Director Geordie Johnson, a veteran actor at Stratford, saw The Blonde, The Brunette, and the Vengeful Redhead while visiting Australia, immediately thought of Stratford actress Lucy Peacock, and was so impressed with the piece that he insisted on getting the rights to direct it in Canada. No wonder. Robert Hewett's play is one of the most impressive single-actor works that I know of; and Lucy Peacock -- originally so beautiful and promising that she was early thrust into major roles at Stratford which she was barely ready to attempt -- has matured into a masterful actress perfectly suited for this virtuoso assignment. When they premiered The Blonde, The Brunette and the Vengeful Redhead in nearby London, Ontario, only a few months before it began rehearsals at Stratford, Hewett changed the settings from Down Under to Canada with, he writes, very few changes to dialogue. It was a knockout there and such a triumph at Stratford that the production is being repeated intact for Stratford's 2007 season.

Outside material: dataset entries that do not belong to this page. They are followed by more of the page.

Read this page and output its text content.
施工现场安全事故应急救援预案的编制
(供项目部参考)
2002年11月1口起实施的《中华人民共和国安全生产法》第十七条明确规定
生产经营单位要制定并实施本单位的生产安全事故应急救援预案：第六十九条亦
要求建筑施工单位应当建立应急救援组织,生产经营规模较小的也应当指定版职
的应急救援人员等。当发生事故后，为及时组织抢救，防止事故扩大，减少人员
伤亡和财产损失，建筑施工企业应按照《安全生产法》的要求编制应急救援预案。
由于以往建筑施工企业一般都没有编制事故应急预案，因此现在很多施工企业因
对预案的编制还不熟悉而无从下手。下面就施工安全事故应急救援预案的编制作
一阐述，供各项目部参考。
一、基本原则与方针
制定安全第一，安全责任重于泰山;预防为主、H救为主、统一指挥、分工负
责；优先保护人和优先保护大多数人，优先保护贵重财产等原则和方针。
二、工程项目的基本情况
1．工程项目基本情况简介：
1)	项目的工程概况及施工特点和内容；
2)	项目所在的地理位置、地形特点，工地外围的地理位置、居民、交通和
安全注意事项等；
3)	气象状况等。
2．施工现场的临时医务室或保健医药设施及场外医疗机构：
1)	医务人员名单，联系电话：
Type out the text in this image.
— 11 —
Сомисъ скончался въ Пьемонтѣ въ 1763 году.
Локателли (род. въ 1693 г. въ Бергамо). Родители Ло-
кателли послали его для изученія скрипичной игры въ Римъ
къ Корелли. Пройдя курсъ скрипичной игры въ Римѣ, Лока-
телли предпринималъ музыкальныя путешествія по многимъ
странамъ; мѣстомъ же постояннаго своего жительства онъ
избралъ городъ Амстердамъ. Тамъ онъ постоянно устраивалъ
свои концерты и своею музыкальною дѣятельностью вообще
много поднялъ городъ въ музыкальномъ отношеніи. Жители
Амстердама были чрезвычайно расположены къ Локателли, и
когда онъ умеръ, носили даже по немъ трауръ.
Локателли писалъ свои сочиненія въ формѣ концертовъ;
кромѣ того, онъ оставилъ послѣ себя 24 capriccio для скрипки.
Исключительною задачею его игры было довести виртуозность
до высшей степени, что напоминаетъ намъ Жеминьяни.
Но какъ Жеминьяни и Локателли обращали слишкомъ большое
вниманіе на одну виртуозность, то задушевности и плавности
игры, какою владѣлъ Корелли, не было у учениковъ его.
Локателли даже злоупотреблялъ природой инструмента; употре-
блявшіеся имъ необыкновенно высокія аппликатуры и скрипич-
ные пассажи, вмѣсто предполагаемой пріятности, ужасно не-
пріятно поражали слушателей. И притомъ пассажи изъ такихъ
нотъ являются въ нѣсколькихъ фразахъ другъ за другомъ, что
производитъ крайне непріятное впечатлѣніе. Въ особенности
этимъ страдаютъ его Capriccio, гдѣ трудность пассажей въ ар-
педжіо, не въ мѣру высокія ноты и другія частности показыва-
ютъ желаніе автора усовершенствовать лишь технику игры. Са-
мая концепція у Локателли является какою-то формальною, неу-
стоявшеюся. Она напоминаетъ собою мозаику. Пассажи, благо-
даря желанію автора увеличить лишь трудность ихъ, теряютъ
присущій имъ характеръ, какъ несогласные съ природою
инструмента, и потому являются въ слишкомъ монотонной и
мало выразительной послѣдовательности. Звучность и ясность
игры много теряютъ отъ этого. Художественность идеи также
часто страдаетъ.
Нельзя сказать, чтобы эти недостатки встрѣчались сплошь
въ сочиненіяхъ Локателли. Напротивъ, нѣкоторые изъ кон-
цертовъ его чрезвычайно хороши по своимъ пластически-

The beautifully equipped but intimate Studio Theater is a perfect setting for this fluid play which makes its transitions between settings and characters with lighting changes and meaningful props or furniture pieces casually placed but hauntingly remaining onstage. These images are also reflected in slide projections overhead. Ms Peacock changes wigs and clothing partly in sight behind panels or scrim curtains or in very dim light, as she makes amazing transformations from ordinary housewife, to interfering neighbor, disturbed young boy, very elderly woman, rather sexy man, slutty blonde, and others. Several of those people also change in character and in how we perceive them. But the effect is that of a procedural action/mystery story unfolding, never an overtly showy acting exercise.
The plot begins with an ordinary-seeming housewife (the Redhead) distraught to hear that her husband is leaving her, and then so upset by her close-friend (The Brunette) neighbor's admitting that she saw the husband with a blonde, that the housewife goes to the blonde's workplace vaguely intending revenge. But the revenge has an grotesquely misplaced result; the close friend turns out to have her own treacherous motives; some innocent victims get bizarrely involved; and the resulting explorations of human behavior and choices is funny, awful, and ultimately satisfying. And, after playing some of the most challenging roles in Shakespeare, classical drama, modern masterpieces and even musicals, Lucy Peacock seems to have found the role of her life and lives up to it in every way.